The Farm Cooking School, owned and operated by Ian Knauer and Shelley Wiseman, is located at Gravity Hill Farm and is part of Roots to River Farm – a certified organic vegetable farm – 67 Pleasant Valley Rd, Titusville, NJ 08560. The Farm Cooking School is a space where cooks of all levels can come together to learn about and enjoy great food and real community.
To register visit the Farm Cooking School website – www.thefarmcookingschool.com – or click here: http://thefarmcookingschool.com/shopthefarm/author-series-tree-of-life-turkish-home-cooking-with-joy-stocke-may-9th-6pm For more information, call: 609-213-6580
Tree of Life: Turkish Home Cooking
Quarto/Burgess Lea Press
I’ll be signing books at the lovely Savoy Taproom, 301 Lark Street – Albany NY – 12210 3:00 – 6:00 pm Today, Sunday April 30!

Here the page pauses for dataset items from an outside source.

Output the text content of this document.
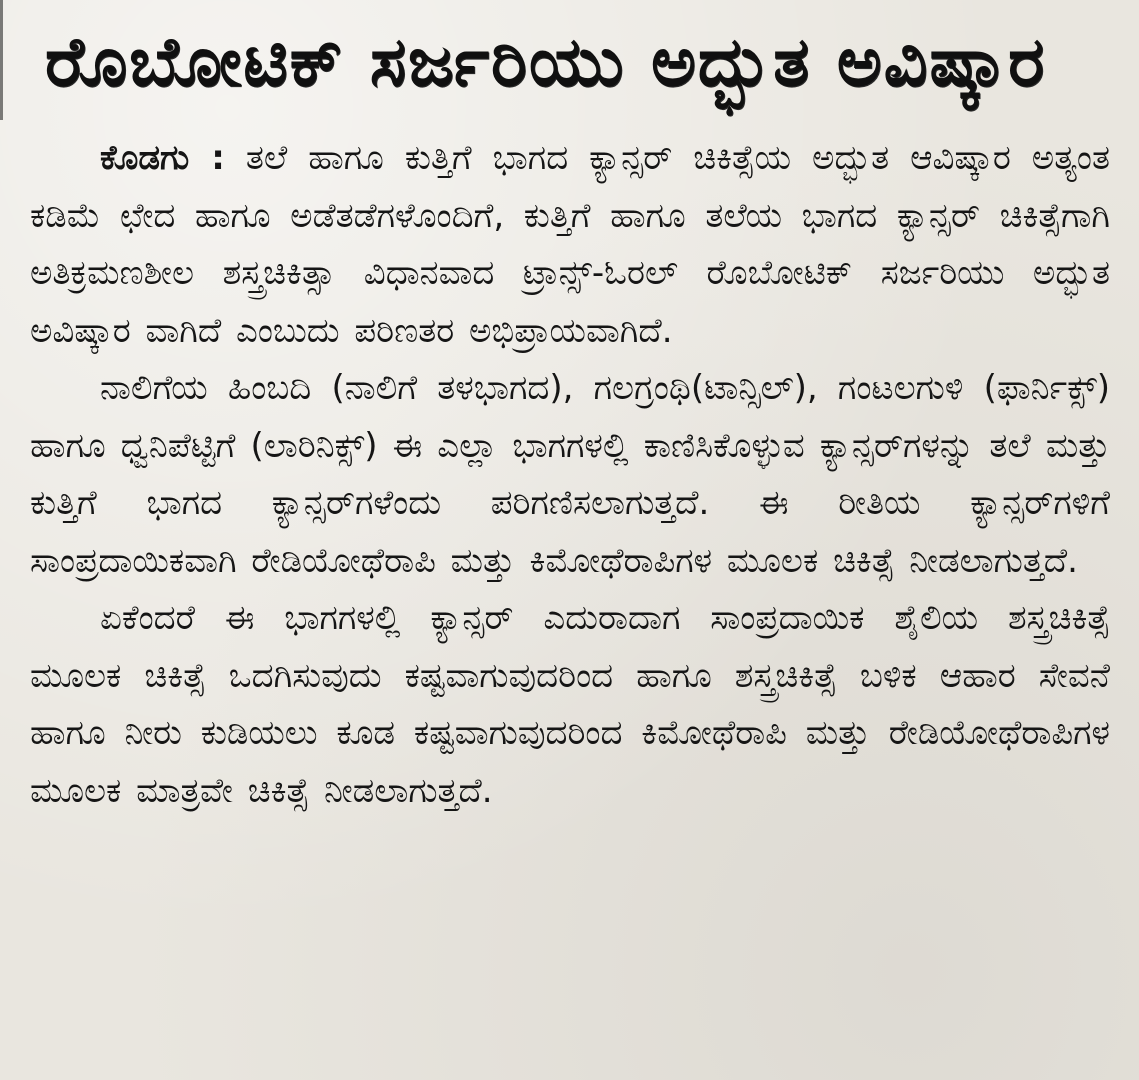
ರೊಬೋಟಿಕ್ ಸರ್ಜರಿಯು ಅದ್ಭುತ ಅವಿಷ್ಕಾರ

ಕೊಡಗು : ತಲೆ ಹಾಗೂ ಕುತ್ತಿಗೆ ಭಾಗದ ಕ್ಯಾನ್ಸರ್ ಚಿಕಿತ್ಸೆಯ ಅದ್ಭುತ ಆವಿಷ್ಕಾರ ಅತ್ಯಂತ ಕಡಿಮೆ ಛೇದ ಹಾಗೂ ಅಡೆತಡೆಗಳೊಂದಿಗೆ, ಕುತ್ತಿಗೆ ಹಾಗೂ ತಲೆಯ ಭಾಗದ ಕ್ಯಾನ್ಸರ್ ಚಿಕಿತ್ಸೆಗಾಗಿ ಅತಿಕ್ರಮಣಶೀಲ ಶಸ್ತ್ರಚಿಕಿತ್ಸಾ ವಿಧಾನವಾದ ಟ್ರಾನ್ಸ್-ಓರಲ್ ರೊಬೋಟಿಕ್ ಸರ್ಜರಿಯು ಅದ್ಭುತ ಅವಿಷ್ಕಾರ ವಾಗಿದೆ ಎಂಬುದು ಪರಿಣತರ ಅಭಿಪ್ರಾಯವಾಗಿದೆ.

ನಾಲಿಗೆಯ ಹಿಂಬದಿ (ನಾಲಿಗೆ ತಳಭಾಗದ), ಗಲಗ್ರಂಥಿ(ಟಾನ್ಸಿಲ್), ಗಂಟಲಗುಳಿ (ಫಾರ್ನಿಕ್ಸ್) ಹಾಗೂ ಧ್ವನಿಪೆಟ್ಟಿಗೆ (ಲಾರಿನಿಕ್ಸ್) ಈ ಎಲ್ಲಾ ಭಾಗಗಳಲ್ಲಿ ಕಾಣಿಸಿಕೊಳ್ಳುವ ಕ್ಯಾನ್ಸರ್‌ಗಳನ್ನು ತಲೆ ಮತ್ತು ಕುತ್ತಿಗೆ ಭಾಗದ ಕ್ಯಾನ್ಸರ್‌ಗಳೆಂದು ಪರಿಗಣಿಸಲಾಗುತ್ತದೆ. ಈ ರೀತಿಯ ಕ್ಯಾನ್ಸರ್‌ಗಳಿಗೆ ಸಾಂಪ್ರದಾಯಿಕವಾಗಿ ರೇಡಿಯೋಥೆರಾಪಿ ಮತ್ತು ಕಿಮೋಥೆರಾಪಿಗಳ ಮೂಲಕ ಚಿಕಿತ್ಸೆ ನೀಡಲಾಗುತ್ತದೆ.

ಏಕೆಂದರೆ ಈ ಭಾಗಗಳಲ್ಲಿ ಕ್ಯಾನ್ಸರ್ ಎದುರಾದಾಗ ಸಾಂಪ್ರದಾಯಿಕ ಶೈಲಿಯ ಶಸ್ತ್ರಚಿಕಿತ್ಸೆ ಮೂಲಕ ಚಿಕಿತ್ಸೆ ಒದಗಿಸುವುದು ಕಷ್ಟವಾಗುವುದರಿಂದ ಹಾಗೂ ಶಸ್ತ್ರಚಿಕಿತ್ಸೆ ಬಳಿಕ ಆಹಾರ ಸೇವನೆ ಹಾಗೂ ನೀರು ಕುಡಿಯಲು ಕೂಡ ಕಷ್ಟವಾಗುವುದರಿಂದ ಕಿಮೋಥೆರಾಪಿ ಮತ್ತು ರೇಡಿಯೋಥೆರಾಪಿಗಳ ಮೂಲಕ ಮಾತ್ರವೇ ಚಿಕಿತ್ಸೆ ನೀಡಲಾಗುತ್ತದೆ.
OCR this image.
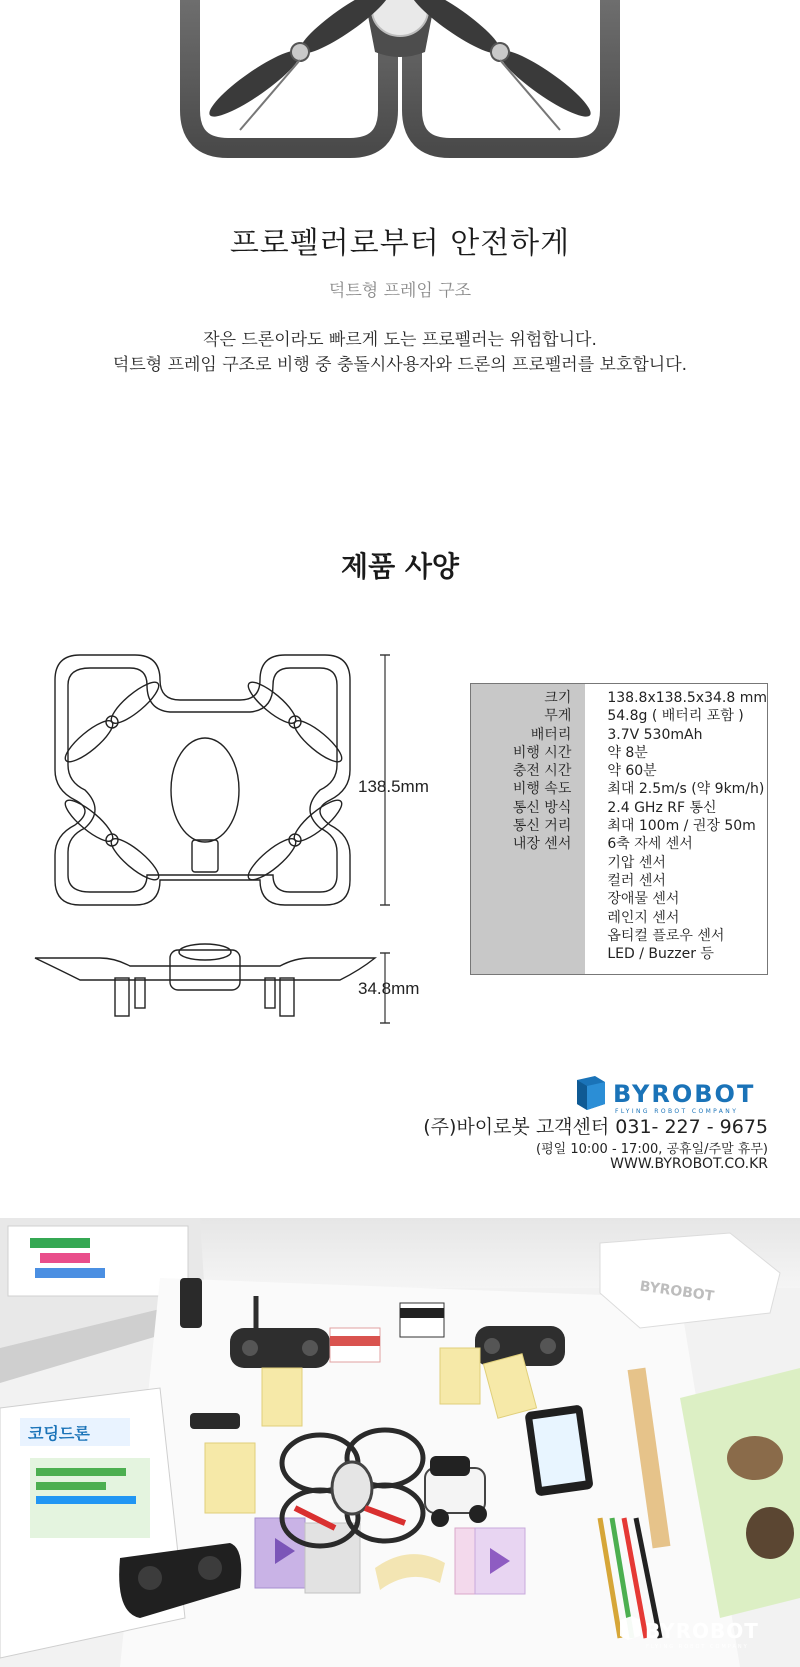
프로펠러로부터 안전하게
덕트형 프레임 구조
작은 드론이라도 빠르게 도는 프로펠러는 위험합니다.
덕트형 프레임 구조로 비행 중 충돌시사용자와 드론의 프로펠러를 보호합니다.
제품 사양
138.5mm
34.8mm
크기
무게
배터리
비행 시간
충전 시간
비행 속도
통신 방식
통신 거리
내장 센서
138.8x138.5x34.8 mm
54.8g ( 배터리 포함 )
3.7V 530mAh
약 8분
약 60분
최대 2.5m/s (약 9km/h)
2.4 GHz RF 통신
최대 100m / 권장 50m
6축 자세 센서
기압 센서
컬러 센서
장애물 센서
레인지 센서
옵티컬 플로우 센서
LED / Buzzer 등
BYROBOT
FLYING ROBOT COMPANY
(주)바이로봇 고객센터 031- 227 - 9675
(평일 10:00 - 17:00, 공휴일/주말 휴무)
WWW.BYROBOT.CO.KR
코딩드론
BYROBOT
BYROBOT
FLYING ROBOT COMPANY
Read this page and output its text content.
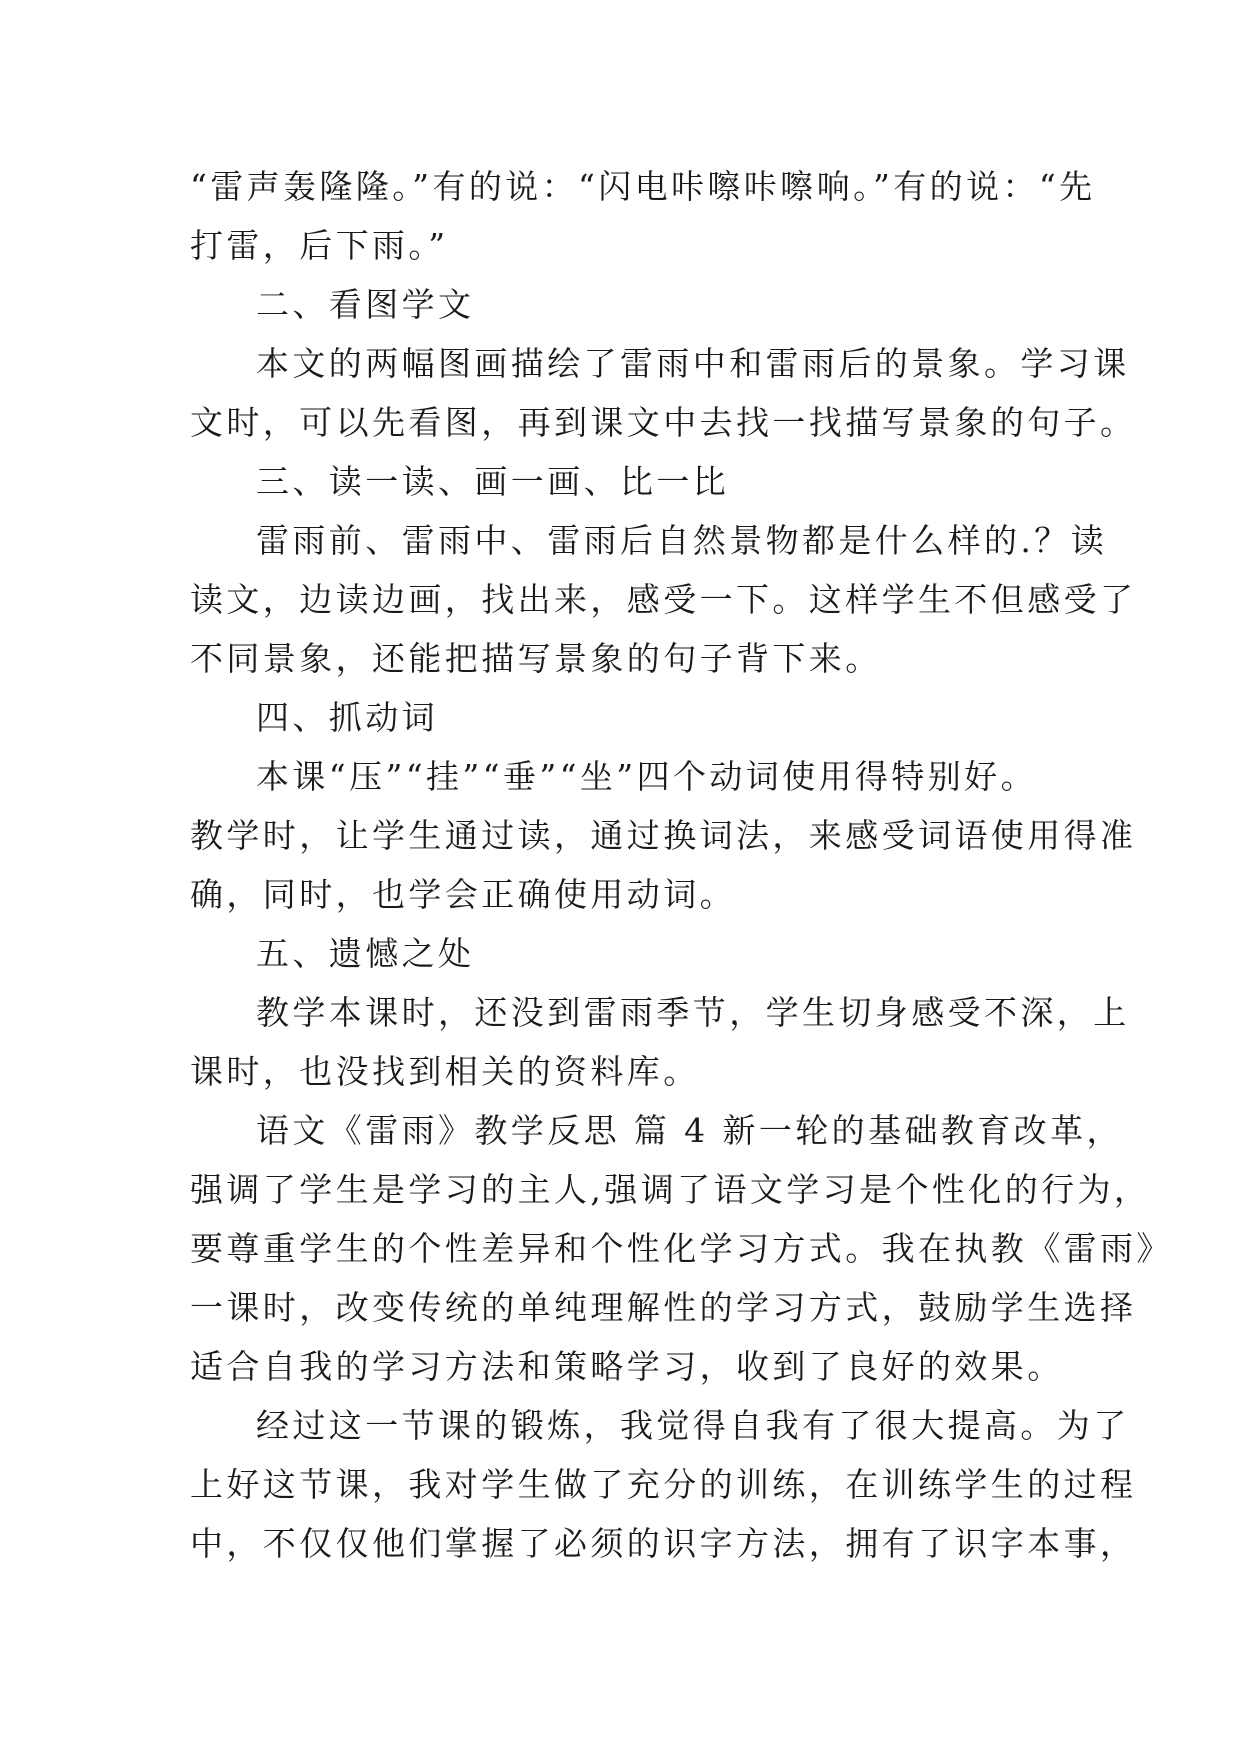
“雷声轰隆隆。”有的说：“闪电咔嚓咔嚓响。”有的说：“先
打雷，后下雨。”
二、看图学文
本文的两幅图画描绘了雷雨中和雷雨后的景象。学习课
文时，可以先看图，再到课文中去找一找描写景象的句子。
三、读一读、画一画、比一比
雷雨前、雷雨中、雷雨后自然景物都是什么样的.？读
读文，边读边画，找出来，感受一下。这样学生不但感受了
不同景象，还能把描写景象的句子背下来。
四、抓动词
本课“压”“挂”“垂”“坐”四个动词使用得特别好。
教学时，让学生通过读，通过换词法，来感受词语使用得准
确，同时，也学会正确使用动词。
五、遗憾之处
教学本课时，还没到雷雨季节，学生切身感受不深，上
课时，也没找到相关的资料库。
语文《雷雨》教学反思 篇 4 新一轮的基础教育改革，
强调了学生是学习的主人,强调了语文学习是个性化的行为，
要尊重学生的个性差异和个性化学习方式。我在执教《雷雨》
一课时，改变传统的单纯理解性的学习方式，鼓励学生选择
适合自我的学习方法和策略学习，收到了良好的效果。
经过这一节课的锻炼，我觉得自我有了很大提高。为了
上好这节课，我对学生做了充分的训练，在训练学生的过程
中，不仅仅他们掌握了必须的识字方法，拥有了识字本事，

Join Wild River Review co-founder Joy E. Stocke and West Coast Editor Angie Brenner for mezes and conversation to celebrate the publication of their cultural and culinary cookbook, Tree of Life. Stocke and Brenner will be joined by Cocktail Whisperer Warren Bobrow who will make and serve Bosporus Fizzes, which he created for Tree of Life. Poet and Translator Edmund Keeley will be reading his poem Moussaka, which asks the question: To use Béchamel sauce or no? The cookbook’s Spice Route Moussaka recipe has one answer.